---
jupytext:
  text_representation:
    extension: .md
    format_name: myst
    format_version: 0.13
    jupytext_version: 1.14.0
kernelspec:
  display_name: Python 3 (ipykernel)
  language: python
  name: python3
---

# Spacy integration

+++

[spaCy](https://spacy.io/) is a library for advanced Natural Language Processing in Python. Medkit supports Spacy in input/output conversion as well as annotator. 

| Task                                        | Medkit Operation                                                                        |
| :------------------------------------------ | --------------------------------------------------------------------------------------- |
| Load SpacyDocs                              | {class}`~medkit.io.spacy.SpacyInputConverter`                                           |
| Convert documents to SpacyDocs              | {class}`~medkit.io.spacy.SpacyOutputConverter`                                          |
| Annotate segments using a Spacy pipeline    | {class}`~medkit.text.spacy.pipeline.SpacyPipeline`                                      |
| Annotate documents using a Spacy pipeline   | {class}`~medkit.text.spacy.doc_pipeline.SpacyDocPipeline`                               |
| Detect syntactic relations between entities | {class}`~medkit.text.relations.syntactic_relation_extractor.SyntacticRelationExtractor` |


## How I/O integration works

Medkit can load spacy documents with **entities**, **attributes** (custom extensions) and groups of **spans** and convert medkit documents to spacy docs easily.
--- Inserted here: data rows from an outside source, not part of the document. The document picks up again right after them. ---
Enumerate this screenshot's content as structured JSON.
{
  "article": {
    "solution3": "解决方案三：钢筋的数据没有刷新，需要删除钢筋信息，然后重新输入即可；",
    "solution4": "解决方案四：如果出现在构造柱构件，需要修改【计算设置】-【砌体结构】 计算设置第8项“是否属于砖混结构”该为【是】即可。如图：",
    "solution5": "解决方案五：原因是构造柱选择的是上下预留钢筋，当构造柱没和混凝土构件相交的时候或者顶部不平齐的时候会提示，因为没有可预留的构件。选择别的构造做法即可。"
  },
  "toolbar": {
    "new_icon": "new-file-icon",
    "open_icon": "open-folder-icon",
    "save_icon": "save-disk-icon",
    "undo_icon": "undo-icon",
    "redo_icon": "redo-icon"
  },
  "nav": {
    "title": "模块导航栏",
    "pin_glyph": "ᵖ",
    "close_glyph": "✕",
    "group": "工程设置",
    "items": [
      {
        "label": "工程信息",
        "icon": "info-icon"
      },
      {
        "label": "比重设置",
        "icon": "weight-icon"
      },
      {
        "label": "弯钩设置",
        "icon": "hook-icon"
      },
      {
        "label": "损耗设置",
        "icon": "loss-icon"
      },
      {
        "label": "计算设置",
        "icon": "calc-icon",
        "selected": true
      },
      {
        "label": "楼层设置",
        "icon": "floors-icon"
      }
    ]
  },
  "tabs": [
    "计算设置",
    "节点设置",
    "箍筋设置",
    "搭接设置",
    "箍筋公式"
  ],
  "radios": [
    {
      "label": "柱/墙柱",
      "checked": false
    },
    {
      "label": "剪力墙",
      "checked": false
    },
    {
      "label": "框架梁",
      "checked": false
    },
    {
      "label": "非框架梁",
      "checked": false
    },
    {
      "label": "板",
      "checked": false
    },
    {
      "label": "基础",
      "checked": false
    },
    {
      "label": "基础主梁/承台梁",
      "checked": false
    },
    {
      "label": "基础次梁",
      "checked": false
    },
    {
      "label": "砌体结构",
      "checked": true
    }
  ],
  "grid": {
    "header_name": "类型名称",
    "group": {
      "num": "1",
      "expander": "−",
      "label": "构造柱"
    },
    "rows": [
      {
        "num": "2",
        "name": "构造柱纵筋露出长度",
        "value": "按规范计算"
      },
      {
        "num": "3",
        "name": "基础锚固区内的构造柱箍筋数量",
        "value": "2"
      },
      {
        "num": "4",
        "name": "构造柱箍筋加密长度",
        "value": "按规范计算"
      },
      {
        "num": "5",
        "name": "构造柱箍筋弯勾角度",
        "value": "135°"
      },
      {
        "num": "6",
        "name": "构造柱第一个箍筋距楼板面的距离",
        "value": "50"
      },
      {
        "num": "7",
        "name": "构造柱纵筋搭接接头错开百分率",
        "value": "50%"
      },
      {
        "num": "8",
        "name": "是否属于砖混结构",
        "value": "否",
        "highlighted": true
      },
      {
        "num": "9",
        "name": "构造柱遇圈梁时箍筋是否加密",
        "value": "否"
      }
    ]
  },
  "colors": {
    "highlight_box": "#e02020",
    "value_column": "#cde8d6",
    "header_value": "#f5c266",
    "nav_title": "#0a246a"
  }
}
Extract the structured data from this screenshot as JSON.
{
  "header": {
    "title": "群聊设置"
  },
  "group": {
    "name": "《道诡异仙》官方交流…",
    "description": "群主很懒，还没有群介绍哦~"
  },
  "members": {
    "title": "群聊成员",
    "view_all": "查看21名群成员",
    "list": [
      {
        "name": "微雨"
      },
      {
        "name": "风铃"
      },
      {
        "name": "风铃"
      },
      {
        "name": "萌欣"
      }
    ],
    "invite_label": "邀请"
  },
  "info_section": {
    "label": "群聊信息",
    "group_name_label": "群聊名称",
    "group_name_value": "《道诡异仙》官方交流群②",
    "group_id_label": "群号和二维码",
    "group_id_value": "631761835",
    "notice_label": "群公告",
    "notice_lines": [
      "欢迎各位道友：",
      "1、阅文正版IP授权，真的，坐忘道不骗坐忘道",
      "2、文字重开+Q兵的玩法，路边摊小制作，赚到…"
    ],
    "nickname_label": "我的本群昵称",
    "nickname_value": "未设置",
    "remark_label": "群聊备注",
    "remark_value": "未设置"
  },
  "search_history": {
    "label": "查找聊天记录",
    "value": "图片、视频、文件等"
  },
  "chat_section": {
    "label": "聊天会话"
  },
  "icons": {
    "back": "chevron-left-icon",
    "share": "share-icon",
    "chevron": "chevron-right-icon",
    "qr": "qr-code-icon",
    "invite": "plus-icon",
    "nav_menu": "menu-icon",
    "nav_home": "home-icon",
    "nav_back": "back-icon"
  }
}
In this example, we will show how to import spacy documents into medkit and how to convert medkit documents into Spacy documents. We use some spacy concepts, more information can be found in the official spacy documentation.

```{note}
For this example, you should download the french spacy model. You can download it using:
```

```{code-cell} ipython3
:tags: [remove-output]

!python -m spacy download fr_core_news_sm
```

Consider the following spacy document:

```{code-cell} ipython3
import spacy
from spacy.tokens import Span as SpacySpan

# Load French tokenizer, tagger, parser and NER
nlp = spacy.load("fr_core_news_sm")

# Create a spacy document 
text = """Parcours patient:
Marie habite à Brest. Elle a été transférée."""
spacy_doc = nlp(text)

#  Spacy adds entities, here we add a span 'SECTION' as an example
spacy_doc.spans["SECTION"] = [SpacySpan(spacy_doc, 0, 2, "header")]

# Adding a custom attribute
# We need to define the extension before setting its value on an entity. 
# Let's define an attribute called 'country'
if not SpacySpan.has_extension("country"):
  SpacySpan.set_extension("country", default=None)

# Now, we can set the country in the 'LOC' entity
for e in spacy_doc.ents:
  if e.label_ == 'LOC':
    e._.set("country", 'France')
```

**Description of the spacy document**

---
* Entities
---

```{code-cell} ipython3
from spacy import displacy

displacy.render(spacy_doc, style="ent")
```

---
* Spans
---

```{code-cell} ipython3
displacy.render(spacy_doc, style="span",options={"spans_key": "SECTION"})

```

The spacy document has **2** entities and **1** span group called `SECTION`.
The entity 'LOC' has **1** attribute called `country`.

Let's see how to convert this spacy doc in a `TextDocument` with annotations.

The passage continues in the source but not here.